Question

There are 3 bags which are known to contain 2 white and 3 black balls; 4 white and 1 black balls and 3 white and 7 black balls respectively. A ball is drawn at random from one of the bags and found to be a black ball.

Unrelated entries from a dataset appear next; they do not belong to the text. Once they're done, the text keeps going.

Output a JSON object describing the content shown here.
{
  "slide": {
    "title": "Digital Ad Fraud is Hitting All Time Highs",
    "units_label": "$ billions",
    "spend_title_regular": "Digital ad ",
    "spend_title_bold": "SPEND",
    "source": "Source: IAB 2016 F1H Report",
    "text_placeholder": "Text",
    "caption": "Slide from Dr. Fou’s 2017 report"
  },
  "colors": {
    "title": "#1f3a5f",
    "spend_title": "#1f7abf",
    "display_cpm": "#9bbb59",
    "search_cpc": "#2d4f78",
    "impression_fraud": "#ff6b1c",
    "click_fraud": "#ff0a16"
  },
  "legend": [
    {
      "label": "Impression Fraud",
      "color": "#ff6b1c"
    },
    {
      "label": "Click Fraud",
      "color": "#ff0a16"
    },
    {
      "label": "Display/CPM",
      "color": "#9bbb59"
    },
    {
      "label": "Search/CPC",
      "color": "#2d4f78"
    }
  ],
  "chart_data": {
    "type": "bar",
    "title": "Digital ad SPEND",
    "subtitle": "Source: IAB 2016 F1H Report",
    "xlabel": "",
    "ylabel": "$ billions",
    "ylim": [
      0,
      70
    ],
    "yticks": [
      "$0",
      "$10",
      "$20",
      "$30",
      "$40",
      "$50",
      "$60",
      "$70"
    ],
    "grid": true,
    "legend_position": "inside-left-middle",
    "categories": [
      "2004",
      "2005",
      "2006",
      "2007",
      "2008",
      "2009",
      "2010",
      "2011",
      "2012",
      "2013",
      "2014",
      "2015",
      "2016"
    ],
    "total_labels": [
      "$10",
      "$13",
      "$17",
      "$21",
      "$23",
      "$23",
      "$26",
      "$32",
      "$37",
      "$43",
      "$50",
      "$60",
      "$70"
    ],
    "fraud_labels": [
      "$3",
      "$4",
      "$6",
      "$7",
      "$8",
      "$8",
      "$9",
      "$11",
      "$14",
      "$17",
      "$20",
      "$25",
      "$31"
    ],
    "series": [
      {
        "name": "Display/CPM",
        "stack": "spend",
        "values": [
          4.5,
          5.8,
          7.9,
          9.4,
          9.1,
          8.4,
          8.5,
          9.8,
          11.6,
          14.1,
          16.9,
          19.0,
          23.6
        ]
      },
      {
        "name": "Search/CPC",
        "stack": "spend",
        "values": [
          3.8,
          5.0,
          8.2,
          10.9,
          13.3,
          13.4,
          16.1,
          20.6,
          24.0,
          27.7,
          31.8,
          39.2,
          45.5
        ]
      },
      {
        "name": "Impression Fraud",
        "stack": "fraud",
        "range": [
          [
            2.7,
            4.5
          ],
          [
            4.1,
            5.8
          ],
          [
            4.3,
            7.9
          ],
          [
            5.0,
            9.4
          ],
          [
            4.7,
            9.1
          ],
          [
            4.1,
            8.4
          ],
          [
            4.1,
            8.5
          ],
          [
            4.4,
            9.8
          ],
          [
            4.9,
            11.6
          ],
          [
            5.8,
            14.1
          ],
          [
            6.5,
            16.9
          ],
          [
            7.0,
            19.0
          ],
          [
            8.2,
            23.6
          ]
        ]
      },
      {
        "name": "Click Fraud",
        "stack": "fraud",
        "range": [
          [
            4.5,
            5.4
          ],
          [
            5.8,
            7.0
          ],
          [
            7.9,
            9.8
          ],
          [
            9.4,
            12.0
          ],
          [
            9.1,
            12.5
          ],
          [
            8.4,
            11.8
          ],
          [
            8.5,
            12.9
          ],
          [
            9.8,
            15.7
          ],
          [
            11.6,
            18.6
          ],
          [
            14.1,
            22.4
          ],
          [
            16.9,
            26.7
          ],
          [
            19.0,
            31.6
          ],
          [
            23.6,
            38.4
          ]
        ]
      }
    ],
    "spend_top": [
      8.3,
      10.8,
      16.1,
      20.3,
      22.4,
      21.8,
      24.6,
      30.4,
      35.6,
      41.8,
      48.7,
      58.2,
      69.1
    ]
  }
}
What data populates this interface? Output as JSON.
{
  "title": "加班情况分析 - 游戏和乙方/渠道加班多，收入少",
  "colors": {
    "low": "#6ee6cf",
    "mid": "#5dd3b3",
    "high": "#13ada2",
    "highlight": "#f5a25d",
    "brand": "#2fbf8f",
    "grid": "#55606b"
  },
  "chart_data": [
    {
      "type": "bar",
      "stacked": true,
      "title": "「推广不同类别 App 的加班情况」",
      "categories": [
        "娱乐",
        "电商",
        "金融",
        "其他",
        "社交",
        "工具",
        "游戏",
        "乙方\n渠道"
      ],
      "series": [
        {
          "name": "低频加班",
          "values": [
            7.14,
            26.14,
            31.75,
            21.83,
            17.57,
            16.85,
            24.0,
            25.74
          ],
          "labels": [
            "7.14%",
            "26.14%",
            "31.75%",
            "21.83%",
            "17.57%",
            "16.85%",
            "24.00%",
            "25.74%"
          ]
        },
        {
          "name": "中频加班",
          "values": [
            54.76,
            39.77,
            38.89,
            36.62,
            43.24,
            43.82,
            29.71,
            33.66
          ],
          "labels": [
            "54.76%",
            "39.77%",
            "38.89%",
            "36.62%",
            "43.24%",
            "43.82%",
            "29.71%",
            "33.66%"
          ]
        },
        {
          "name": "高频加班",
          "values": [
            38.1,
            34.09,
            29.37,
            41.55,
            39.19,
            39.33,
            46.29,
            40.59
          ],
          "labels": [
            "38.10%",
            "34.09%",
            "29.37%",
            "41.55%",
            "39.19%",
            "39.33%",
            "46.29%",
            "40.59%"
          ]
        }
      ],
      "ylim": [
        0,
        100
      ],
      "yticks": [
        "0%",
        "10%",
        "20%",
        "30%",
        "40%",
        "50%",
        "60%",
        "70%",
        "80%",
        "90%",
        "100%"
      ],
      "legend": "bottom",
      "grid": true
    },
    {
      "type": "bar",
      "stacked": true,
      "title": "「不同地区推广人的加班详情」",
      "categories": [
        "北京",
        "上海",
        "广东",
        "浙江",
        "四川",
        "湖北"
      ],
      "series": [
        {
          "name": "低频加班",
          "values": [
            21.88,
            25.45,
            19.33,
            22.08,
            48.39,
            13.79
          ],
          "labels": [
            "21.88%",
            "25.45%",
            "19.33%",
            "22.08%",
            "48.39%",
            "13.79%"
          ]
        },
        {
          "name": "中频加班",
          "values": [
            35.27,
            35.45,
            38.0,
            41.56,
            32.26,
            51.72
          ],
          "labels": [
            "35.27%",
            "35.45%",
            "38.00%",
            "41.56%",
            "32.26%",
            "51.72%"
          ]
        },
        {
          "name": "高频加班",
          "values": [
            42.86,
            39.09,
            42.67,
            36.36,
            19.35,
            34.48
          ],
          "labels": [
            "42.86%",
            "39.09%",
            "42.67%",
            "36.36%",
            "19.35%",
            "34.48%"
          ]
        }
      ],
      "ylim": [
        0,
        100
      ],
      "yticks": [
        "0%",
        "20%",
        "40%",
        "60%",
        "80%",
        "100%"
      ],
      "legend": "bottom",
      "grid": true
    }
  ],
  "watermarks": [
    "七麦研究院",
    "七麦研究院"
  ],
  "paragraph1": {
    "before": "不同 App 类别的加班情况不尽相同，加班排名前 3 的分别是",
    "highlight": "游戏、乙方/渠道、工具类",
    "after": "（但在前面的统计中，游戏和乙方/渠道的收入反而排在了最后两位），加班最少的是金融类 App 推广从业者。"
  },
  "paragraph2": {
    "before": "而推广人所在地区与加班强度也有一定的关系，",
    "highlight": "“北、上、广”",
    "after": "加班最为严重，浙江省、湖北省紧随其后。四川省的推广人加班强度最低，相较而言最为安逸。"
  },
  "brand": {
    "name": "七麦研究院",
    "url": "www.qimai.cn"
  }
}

Then the probability that it was drawn from the bag containing the most black balls is

• A. 7/15
• B. 5/19
• C. 3/4
• D. None of these

Answer 1

The correct option is A

7/15

consider the following events:

$A\to Balldrawnisblack$; $E_1\to BagIischosen$;

$E_2\to BagIIischosen$ and $E_3\to BagIIIischosen$

$P\left(E_1\right)=\left(E_2\right)=P\left(E_3\right)=\frac{1}{3},P\left(\frac{A}{E_1}\right)=\frac{3}{5}$

Then

$P\left(\frac{A}{E_2}\right)=\frac{1}{5},P\left(\frac{A}{E_3}\right)=\frac{7}{10}$

Required probability is $=P\left(\frac{E_3}{A}\right)$

$=\frac{P\left(E_3\right)P\left(\frac{A}{E_3}\right)}{P\left(E_1\right)P\left(\frac{A}{E_1}\right)+P\left(E_2\right)P\left(\frac{A}{E_2}\right)+P\left(E_3\right)P\left(\frac{A}{E_3}\right)}=\frac{7}{15}$